Find whether a pattern of pair of numbers will repeat Note: Not sure if I chose the appropriate tag
I have a problem where I have a pair of numbers e.g. (10000, 0).
The pair initializes with the first number being larger than the second (second always initializes to zero).
Both number have a max limit; either number in the pair cannot exceed 65000. When a number tries exceeding its limit, it is reset to 0.
Once the pair is initialized, the number are increased as follows:


*

*everytime first number inc by 1, second number inc by 1

*second number can keep increasing if needed, without first number increasing


As time progresses, the first number increases every 30 seconds. Within a 30 second time interval, the number of times the second number is increased is not fixed. 
Edit: the second number can increase a random number of times within a 30 second period.

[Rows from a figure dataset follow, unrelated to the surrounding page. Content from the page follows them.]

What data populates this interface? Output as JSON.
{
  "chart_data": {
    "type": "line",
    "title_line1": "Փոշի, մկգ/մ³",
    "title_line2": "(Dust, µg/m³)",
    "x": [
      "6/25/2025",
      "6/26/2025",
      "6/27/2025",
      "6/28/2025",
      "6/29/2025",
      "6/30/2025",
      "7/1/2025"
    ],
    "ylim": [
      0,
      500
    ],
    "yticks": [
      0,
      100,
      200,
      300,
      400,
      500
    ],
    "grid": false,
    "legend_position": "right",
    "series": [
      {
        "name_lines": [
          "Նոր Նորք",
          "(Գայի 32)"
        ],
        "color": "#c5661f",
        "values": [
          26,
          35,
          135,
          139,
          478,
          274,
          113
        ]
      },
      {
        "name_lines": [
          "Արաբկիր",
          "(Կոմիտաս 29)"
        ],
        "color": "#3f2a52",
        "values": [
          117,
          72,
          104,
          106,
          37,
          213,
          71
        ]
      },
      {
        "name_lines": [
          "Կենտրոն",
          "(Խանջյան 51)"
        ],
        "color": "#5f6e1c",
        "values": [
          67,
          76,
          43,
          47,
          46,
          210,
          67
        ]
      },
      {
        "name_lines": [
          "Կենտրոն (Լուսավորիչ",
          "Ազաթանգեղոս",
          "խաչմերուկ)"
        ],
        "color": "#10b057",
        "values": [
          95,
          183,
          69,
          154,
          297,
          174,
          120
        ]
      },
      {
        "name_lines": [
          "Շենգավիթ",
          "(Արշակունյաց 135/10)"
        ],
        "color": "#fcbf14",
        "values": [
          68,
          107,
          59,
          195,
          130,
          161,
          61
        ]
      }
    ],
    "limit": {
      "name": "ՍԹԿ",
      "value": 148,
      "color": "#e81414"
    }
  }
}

Its not fixed. So when a new 30 second slot comes about, increase second number by 1. Then pick a random number >= zero, and increase the second number by that amount. To the reader: if it makes easier for you assume that the second number can increased by an amount 0 to 500 (in addition to its increment by 1 due to first number increase).
My question is that whether there is a a way to find whether the numbers the pair was initialized with will ever repeat, i.e. will the pair be ever set to (10000, 0) again ?
 A: With probability $1$ the pair $(10000,0)$ will repeat unless there is something special about the increases of the second number.  The first will repeat with a period $65000 \cdot 30$ seconds and will stay at each value for $30$ seconds.  We might as well define $30$ seconds as a period.  In that case the first number is $10000$ once every $65000$ periods.  If the number of increments of the second number rattles around enough, it will eventually be $0$ in the same period when the first is $10000$.  This can fail if the number of increments of the second is $21$ in the first period then $13$ in every period thereafter.  The second will hit $0$ every $5000$ periods, but never when the first is at $10000$.  If there is reasonable randomness to the second increments you can avoid the periodicity and eventually $(10000,0)$ will repeat.  As I have shown, probability $1$ does not mean the opposite is impossible, just that over a long time the probability of the opposite is as small as you want.